The Void

She felt like she was sitting in a void. A dark, choking void that seemed to suck the very breath from her lungs. Nikki had thought she'd felt this before, sat within this swirling black, but now she knew she'd only ever glimpsed it. When her father left her, when her mother died, through every stab of betrayal she'd ever felt, even her father's death she thought had been enough to push her into this gloom. But, no, she'd only ever stood on the side-lines before. It was only now, sitting alone on the plane, staring at the wooden box across from her, the whir of engines around her, that she could truly feel the enveloping darkness surround her. It was as if she was fighting a current, but with every stroke, the black waves would only pull her under more fiercely, and every mouthful of air became salty, sour, black water in her mouth. It took her a few moments before she realised the salty taste on her tongue was actually tears.
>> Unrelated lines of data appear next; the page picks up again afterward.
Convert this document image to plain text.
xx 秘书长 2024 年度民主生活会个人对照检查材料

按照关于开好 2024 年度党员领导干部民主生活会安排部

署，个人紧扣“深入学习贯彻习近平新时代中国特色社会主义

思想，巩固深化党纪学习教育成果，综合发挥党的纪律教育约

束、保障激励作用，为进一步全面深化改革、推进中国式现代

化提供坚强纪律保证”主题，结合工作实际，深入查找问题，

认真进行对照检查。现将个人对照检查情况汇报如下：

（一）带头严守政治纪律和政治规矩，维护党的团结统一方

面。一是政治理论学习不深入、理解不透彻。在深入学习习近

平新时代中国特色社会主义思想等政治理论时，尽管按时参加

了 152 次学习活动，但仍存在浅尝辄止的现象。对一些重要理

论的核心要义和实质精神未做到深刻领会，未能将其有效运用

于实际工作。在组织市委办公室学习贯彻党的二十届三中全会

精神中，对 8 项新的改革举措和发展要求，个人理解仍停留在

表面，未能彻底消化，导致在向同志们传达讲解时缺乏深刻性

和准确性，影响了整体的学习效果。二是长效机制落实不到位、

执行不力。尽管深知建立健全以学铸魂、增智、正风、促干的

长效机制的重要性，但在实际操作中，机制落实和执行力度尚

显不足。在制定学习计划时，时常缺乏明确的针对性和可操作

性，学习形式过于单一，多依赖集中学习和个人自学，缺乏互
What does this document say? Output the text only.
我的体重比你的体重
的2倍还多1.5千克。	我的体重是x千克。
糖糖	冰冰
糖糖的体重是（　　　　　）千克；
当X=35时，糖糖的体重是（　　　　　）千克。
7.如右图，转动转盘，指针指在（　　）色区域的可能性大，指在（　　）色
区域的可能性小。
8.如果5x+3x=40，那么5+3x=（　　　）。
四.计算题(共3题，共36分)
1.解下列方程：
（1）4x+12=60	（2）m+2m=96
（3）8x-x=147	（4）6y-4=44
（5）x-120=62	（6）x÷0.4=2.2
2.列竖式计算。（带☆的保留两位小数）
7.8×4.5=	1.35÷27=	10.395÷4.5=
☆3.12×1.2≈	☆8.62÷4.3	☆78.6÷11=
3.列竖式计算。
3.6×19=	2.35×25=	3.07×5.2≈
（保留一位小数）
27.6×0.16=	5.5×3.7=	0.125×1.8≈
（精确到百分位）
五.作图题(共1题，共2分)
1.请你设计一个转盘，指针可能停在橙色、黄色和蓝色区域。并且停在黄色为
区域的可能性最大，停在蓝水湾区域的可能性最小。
Once she could have almost laughed bitterly about it all. She used to worry so much, about her father, about the cases, even about such petty things like clothes and money. She let such tiny things fool her into ignoring how happy she truly was back then. When there were the three of them. Her and her two perfect men. Even through the tears that were clouding her eyes, she could still smile as she thought of him. Harry Cunningham, the only man who caused her such anger and anxiety, fear and fury, who made her so sad and cynical. But the only man who had ever made her laugh so loudly, who had made her love so fully. They could never have a serious conversation, but the silences she would share with him seemed to comfort her, seemed to tell her everything she needed to know. Not everything. They never told her that all it would take was a professorship and he would be willing to fly hundreds of miles away. All it took was a professorship for him to kick Nikki from the blinding light of the life she thought they would have together, into the swirling void with a fractured heart and a shattered dream.

She'd have to phone him, she realised with a stab in her gut, Harry needed to know. He'd find out eventually. Maybe from some tiny news article in one of the high-flying newspapers he, no doubt, read now he was in America, sat at his kitchen table with some cheap blonde from the night before. No, she would phone him. But that would make it real, make it all real.

Every day, she dealt with dead bodies. She received them from families or the police or the court. She'd cut them up, take them apart, measure them, talk about them, then sew them up and bag them as if they were only pieces of meat that had not been awake and alive only hours before. It was never real. This was though. She stared at the box before her, with the sinking realisation that this was truly all real, not the nightmare she was praying for. Within that box, there was a dead body, just as she had seen so many times before. Except, this one was her mentor, her friend, the closest thing she had ever had to a real father. Leo Dalton. They'd disagreed, they'd argued, he'd even doubted her before, but none of it had ever truly mattered. Every time he'd questioned her had only made her better, stronger, more determined. And he'd taught her so, so much more. More than merely post-mortems and blood splatters. He'd taught Nikki so much about life, its potential, its purpose. She'd been there when his wife and daughter died, when he met Janet, when that had fallen through. And he'd supported her through her father's jail sentence, his cons, and his death, through everything with Harry. It had seemed it would be them two forever in the Lyell Centre lab. There would be new colleagues, new cases, but she thought she would always have him beside her. Yet now, even he'd left her, just as they all did.

And now, she sat alone, whirring engines overhead, but she could hear nothing. The coffin before her, but she could see nothing. Nothing but the enveloping darkness that surrounded her, engulfing her, strangling her. And Nikki was too tired to fight any longer.